BNP Paribas South Africa senior economist Jeff Schultz on Wednesday anticipated a hike in the repo rate ahead of the festive season.
“We expect the Sarb to raise rates by 25 basis points (bp0 to 3.75% for the first time in three years at its final MPC meeting of the year on Thursday,” Schultz said in a statement.
“The decision will be closely contested though, given the lack of meaningful core inflation pressure and an uneven growth outlook. We expect a 3:2 split in favour of a hike [by Sarb’s MPC]. Careful prudence and some materialising upside risks to CPI mean we stick to our call for policy rates to end 2022 at 4.75%, up 125bp on current levels,” he added.

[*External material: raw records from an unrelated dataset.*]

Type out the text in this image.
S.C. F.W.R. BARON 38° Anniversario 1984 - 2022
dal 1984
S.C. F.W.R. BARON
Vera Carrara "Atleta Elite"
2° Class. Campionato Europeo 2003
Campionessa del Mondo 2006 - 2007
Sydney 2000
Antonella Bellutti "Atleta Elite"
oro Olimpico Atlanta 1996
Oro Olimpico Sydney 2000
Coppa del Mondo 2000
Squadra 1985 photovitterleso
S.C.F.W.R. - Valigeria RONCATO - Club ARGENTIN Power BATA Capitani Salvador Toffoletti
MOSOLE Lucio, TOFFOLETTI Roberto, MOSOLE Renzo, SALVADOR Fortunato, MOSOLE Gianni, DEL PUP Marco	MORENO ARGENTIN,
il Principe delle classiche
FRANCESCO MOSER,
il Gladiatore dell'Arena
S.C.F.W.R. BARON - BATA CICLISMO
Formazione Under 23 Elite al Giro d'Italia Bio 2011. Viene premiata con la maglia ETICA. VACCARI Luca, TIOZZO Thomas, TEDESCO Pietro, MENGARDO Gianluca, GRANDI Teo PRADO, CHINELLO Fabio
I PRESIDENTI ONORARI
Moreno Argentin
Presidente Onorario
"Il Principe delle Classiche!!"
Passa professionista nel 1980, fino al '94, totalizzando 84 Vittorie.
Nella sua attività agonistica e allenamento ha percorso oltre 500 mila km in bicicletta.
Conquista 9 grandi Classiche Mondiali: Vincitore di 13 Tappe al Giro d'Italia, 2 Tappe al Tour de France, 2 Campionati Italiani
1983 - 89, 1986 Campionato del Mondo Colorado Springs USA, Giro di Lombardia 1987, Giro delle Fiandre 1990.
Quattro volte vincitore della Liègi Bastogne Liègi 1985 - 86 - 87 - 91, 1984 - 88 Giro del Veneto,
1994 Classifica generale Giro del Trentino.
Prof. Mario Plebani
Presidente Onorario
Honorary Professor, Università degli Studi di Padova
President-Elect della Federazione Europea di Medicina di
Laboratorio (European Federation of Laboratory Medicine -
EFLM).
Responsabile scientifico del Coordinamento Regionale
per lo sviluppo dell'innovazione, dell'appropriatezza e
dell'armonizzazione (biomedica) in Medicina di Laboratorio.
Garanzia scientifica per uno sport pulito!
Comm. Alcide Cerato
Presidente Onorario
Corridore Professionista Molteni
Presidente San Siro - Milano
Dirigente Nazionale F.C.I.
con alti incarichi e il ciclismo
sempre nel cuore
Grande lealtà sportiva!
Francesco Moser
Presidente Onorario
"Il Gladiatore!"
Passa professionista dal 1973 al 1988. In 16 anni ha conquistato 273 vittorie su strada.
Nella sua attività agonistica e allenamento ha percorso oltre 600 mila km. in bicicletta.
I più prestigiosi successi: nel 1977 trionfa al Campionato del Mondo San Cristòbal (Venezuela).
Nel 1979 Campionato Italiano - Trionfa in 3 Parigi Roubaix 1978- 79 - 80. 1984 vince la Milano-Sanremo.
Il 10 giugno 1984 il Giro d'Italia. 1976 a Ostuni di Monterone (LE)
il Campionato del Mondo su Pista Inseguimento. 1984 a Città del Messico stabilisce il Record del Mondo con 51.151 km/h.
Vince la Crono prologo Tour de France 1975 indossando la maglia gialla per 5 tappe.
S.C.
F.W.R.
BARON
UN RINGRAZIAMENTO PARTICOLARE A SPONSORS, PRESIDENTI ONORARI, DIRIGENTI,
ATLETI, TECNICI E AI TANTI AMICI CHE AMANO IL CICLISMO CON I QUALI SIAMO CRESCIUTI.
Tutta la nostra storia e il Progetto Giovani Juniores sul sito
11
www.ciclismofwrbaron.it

Schultz believes that the Sarb will continue to advocate a “gradual” normalisation cycle with inflation largely under control.
“Fuel inflation increased by 0.1% between September and October and prices remain elevated relative to the same period last year, rising by 23.1% y/y from 19.9% y/y previously,” FNB economist Koketso Mano said in an industry note following the release of the October inflation figure.
“Inflation should be higher in November, with fuel inflation providing significant upward pressure after the R1.21 per litre price hike … We project headline inflation at 5.5% in November and still 4.5% on average for 2021,” she added.
“Fuel price inflation remains a great source of near-term risk, with some analysts predicting prices breaching the R20 per litre mark by year end given a weaker rand and elevated Brent crude oil prices,” warned Mano.
She said the October inflation “print” will be another piece of information affecting the starting point of inflation forecasts at the MPC meeting this week.
Agreeing with Schultz’s sentiments, Mano added: “We expect the Sarb to hike by 25bps on Thursday, but still follow a gradual hiking cycle in support of the ongoing economic recovery.”